Nothing quite gives a pro-life activist the opportunity to find out where our culture is at and how wounded it is as being out on the streets, discussing abortion with our generational counterparts. The first thing that always strikes me is how much hurt and how much pain is out there, and how badly so many people need to hear the very simple messages of human value and human dignity. One of the most common mistakes pro-lifers make when conversing with people on the streets is that we are often prone to talk to people, not with people. We often hear only what they are saying, but not what they are actually telling us. Let me explain.
We now live in a culture that is so pervaded by broken homes and broken marriages that the children coming from these homes—the high school students we talk to every day outside their schools— often have no concept of human value, because they often feel that no one has ever valued them. Before they can understand that pre-born children are valuable human beings with inherent dignity, they often need someone to tell them that they are valuable human beings with inherent dignity. Look at the slashed up arm of a beautiful young girl with empty eyes, and you’ll realize that many of them even feel that physical pain is the answer to emotional pain. Look into the eyes of a teenage girl or boy telling you they wish they had been aborted, and you’ll get a small sense of just how deep this pain is embedded.
I was talking with one young girl outside a high school some time ago, and she seemed very resistant to the pro-life message. She was staring at our signs, which display graphic imagery of aborted fetuses, and she was definitely following the pro-life arguments I was giving her—human beings have human rights, the most important human right is the right to life, and human rights must begin when the human being begins, otherwise the right to life is an arbitrary one that can be granted or rescinded at the whim of the state. Simple science (who’d have thought?) tells us precisely when human life begins. She understood all of this—but still, there was some psychological barrier preventing her from accepting the implications of what I was telling her.
She started off by saying what girls often say to male pro-lifers: “But you’re not a girl. You can’t get pregnant. What has this got to do with you?”
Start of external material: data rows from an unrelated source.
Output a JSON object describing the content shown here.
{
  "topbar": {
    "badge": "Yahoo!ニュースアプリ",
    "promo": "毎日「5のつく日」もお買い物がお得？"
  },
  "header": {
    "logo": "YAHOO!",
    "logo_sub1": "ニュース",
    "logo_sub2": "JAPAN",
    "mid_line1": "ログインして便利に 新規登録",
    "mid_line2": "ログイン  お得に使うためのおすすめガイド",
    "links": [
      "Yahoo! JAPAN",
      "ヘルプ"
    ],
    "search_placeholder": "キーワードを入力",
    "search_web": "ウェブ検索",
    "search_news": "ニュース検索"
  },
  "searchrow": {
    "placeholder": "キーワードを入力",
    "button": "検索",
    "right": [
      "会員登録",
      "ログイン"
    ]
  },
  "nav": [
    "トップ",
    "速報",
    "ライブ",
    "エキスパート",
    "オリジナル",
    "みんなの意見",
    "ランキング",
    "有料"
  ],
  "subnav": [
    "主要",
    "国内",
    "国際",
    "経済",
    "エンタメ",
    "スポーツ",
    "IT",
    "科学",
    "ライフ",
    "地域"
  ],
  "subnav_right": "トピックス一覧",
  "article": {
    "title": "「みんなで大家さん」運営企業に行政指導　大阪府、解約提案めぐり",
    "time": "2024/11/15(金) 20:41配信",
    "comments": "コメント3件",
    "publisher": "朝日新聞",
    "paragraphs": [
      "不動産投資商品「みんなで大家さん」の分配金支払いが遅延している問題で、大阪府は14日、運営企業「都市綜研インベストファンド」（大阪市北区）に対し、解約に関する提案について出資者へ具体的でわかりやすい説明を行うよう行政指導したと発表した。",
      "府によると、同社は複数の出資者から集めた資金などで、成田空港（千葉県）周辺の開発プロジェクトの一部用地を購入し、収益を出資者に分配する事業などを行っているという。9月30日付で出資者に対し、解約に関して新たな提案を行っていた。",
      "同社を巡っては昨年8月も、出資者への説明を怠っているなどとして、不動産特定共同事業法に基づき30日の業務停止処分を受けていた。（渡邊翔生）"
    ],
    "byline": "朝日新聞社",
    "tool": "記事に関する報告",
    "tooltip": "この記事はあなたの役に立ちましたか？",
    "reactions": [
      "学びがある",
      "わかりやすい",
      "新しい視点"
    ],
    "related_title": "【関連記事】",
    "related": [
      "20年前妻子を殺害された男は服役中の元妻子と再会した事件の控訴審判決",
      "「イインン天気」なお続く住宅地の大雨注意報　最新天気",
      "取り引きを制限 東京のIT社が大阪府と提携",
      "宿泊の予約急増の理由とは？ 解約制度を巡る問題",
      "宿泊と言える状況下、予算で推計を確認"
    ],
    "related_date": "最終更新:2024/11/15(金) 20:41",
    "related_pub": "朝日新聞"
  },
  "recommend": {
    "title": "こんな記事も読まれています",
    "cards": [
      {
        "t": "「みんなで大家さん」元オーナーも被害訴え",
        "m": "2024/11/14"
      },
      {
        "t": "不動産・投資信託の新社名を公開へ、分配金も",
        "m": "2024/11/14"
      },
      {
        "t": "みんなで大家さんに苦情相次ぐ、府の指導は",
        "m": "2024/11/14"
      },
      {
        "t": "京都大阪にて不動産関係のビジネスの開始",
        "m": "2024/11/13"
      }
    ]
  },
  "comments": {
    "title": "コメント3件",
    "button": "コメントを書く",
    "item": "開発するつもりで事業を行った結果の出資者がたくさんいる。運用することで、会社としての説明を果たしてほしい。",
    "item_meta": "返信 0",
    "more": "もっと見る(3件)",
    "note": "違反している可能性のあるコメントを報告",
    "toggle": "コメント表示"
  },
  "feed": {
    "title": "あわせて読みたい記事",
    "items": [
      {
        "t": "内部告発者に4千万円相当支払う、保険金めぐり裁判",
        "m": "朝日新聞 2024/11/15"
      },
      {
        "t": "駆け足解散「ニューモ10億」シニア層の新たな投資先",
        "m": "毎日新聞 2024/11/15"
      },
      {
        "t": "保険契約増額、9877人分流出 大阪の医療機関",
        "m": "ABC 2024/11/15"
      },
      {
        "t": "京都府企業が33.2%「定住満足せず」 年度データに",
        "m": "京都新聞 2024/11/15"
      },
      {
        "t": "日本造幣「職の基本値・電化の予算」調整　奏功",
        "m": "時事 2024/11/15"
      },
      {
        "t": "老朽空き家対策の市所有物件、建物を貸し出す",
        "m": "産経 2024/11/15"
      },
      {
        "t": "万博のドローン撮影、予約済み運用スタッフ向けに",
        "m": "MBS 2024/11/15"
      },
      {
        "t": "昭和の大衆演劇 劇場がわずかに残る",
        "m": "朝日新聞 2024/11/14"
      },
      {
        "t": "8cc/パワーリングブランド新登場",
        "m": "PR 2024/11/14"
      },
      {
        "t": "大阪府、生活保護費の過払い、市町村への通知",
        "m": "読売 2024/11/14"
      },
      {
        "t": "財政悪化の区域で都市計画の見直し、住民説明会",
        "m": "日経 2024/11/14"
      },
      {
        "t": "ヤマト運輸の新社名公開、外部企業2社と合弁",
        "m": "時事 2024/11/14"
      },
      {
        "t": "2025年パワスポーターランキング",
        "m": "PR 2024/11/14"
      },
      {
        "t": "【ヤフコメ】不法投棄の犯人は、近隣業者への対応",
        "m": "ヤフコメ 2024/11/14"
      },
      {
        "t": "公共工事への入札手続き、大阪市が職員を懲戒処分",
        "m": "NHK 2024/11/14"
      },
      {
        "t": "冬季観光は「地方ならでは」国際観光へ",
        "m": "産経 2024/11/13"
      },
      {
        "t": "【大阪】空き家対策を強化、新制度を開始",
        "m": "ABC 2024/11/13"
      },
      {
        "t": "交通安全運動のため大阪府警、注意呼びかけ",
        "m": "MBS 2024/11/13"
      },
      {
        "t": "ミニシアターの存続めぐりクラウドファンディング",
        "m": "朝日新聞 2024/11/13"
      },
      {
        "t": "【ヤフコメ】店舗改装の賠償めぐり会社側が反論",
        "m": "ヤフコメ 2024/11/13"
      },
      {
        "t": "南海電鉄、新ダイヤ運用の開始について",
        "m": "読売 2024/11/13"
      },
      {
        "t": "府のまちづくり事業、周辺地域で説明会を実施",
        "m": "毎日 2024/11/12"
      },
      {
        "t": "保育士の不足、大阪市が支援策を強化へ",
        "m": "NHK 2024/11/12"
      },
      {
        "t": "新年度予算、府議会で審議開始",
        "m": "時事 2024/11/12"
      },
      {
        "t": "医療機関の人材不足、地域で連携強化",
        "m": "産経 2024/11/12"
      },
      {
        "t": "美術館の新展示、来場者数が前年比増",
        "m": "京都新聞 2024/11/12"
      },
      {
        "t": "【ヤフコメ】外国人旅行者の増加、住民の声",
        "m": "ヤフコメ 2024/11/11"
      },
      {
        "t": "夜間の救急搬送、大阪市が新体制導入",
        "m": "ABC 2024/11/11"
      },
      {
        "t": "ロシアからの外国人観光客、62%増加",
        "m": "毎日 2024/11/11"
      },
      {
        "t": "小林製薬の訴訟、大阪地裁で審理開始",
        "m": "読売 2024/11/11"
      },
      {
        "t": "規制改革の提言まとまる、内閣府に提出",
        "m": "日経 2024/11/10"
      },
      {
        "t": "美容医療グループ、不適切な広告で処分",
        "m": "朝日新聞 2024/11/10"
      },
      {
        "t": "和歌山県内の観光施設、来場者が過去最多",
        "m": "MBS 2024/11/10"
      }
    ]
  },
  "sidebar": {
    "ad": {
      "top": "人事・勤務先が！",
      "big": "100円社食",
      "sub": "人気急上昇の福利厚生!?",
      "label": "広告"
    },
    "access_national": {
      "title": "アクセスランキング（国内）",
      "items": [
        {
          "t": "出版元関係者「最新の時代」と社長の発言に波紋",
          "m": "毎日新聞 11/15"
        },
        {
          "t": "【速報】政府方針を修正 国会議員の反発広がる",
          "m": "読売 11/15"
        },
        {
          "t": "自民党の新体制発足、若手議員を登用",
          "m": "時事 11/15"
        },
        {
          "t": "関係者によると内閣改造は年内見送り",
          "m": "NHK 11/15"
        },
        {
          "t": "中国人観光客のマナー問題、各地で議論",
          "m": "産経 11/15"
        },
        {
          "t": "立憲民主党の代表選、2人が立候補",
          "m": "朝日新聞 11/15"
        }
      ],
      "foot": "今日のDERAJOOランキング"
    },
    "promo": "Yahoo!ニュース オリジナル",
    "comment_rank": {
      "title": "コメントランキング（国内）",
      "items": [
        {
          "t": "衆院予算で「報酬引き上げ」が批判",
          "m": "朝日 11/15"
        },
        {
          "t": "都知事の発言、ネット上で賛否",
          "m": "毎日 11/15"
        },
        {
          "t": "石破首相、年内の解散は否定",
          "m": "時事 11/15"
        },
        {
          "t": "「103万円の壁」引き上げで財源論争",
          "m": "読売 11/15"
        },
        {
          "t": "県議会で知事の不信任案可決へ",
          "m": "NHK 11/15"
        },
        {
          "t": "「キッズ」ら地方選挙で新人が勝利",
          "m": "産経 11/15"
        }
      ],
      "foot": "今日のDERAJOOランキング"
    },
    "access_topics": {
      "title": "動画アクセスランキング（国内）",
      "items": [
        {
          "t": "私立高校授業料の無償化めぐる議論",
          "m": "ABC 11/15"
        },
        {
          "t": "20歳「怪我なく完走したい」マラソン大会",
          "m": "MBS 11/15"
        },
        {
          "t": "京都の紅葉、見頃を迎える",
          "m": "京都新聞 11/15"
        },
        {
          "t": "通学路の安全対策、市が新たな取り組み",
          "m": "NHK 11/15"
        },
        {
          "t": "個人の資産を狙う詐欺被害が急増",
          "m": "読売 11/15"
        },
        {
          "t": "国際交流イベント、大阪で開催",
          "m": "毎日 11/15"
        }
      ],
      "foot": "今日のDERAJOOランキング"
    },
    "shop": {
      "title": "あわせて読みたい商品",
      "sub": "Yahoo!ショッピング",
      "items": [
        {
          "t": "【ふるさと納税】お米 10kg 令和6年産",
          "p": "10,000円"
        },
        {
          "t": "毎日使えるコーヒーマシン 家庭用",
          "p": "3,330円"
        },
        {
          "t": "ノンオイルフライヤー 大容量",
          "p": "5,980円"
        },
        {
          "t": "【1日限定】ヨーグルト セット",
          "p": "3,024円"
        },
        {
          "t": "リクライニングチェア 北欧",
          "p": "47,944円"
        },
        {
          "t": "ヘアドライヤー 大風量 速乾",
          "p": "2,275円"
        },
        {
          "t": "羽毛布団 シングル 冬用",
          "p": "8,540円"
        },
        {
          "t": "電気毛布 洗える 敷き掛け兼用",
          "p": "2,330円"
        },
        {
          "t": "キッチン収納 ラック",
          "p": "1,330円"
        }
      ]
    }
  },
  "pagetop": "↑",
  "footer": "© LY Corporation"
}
I explained that first of all, I felt that many, many abortions happened simply because the fathers of these children are prone to turn tail and run when they discover that “fooling around” was actually “creating a brand-new human life.” That society would be better off if those of us who are stronger actually tried to protect those who are weaker. And finally, that by virtue of our shared humanity (I used to be a fetus, after all) pro-lifers feel that we have an obligation to stand up for the male and (more often) female babies being killed in the womb.
 
She nodded, very receptive to the idea that men should be supportive of women—or in the high school context, that boys should be supportive of girls. Most girls are, since the concept has become a fairly novel one in our current culture. But there was still a barrier there.
Then she said, “If I got pregnant, my dad would beat the crap out of me.”
Bingo.
This young girl was obviously familiar with the strong inflicting violence on the weak. She could understand what I was saying intellectually, but that didn’t change her reality—how could she accept the intrinsic value of a developing human being when she didn’t really understand what it meant to be valued in the first place?

At that point, it was clear that pursuing the classic pro-life apologetics route would not work. There was a different message she needed to hear first. I explained to her what human value was, and how she deserved to be treated with the utmost respect because of who she was as a person. We talked together about how today’s culture—whether it be abusive or absent parents or people treating each other as disposable sex objects—was missing the entire point, and how valuing and respecting each other was really the only way to live together in our society without inflicting an enormous amount of pain on each other. She started nodding, her eyes started clearing. She was getting the pro-life message now. More than that, she was attracted to it.

As she left about a half hour later, she told me, “I’m not sure I can call myself pro-life like you. But I think, listening to what you said, that it just makes sense to wait for sex until you find someone who you love and loves you and that you want to raise a baby with.”

I’ll take it.
What we often don’t realize is that when we’re on the streets, showing love and genuine empathy for the person we’re talking to is just as important as having the right arguments. People—especially young people—can instinctively tell when we’re talking to them whether we care about them as a person, or whether we care more about beating them in an argument. And when it comes to discussing abortion on the streets, “winning” is not defined by whether we can simply highlight their fallacies and point out their inconsistencies, but whether or not we can win them over. If people resist our arguments, we have to listen carefully—not just to what they’re saying, but what they’re telling us.

If we find out during a discussion that someone’s mother had an abortion, we have to realize that they aren’t defending abortion per-say—they’re defending their mother. That’s a different scenario, and requires a different approach. If a girl is emotional and brings up abortion in the case of rape—and this happens often—she may not be trying to simply hijack the debate. She may be trying to tell you something about what she has suffered, about what someone has inflicted on her—and our response must be one of utmost compassion. And if someone reacts angrily or emotionally to abortion images and pro-life arguments, our first task is to find out where that anger and hurt is coming from—no one who views abortion as a purely abstract thing or “choice” as a philosophical concept is going to scream at you. Someone who has had an experience with abortion may well do that. To find out where that hurt is coming from, we have to talk with people, not to people.

Everyone has a different story. All of these people need to be valued and loved. Too many of them haven’t been. And that, at least, we can change.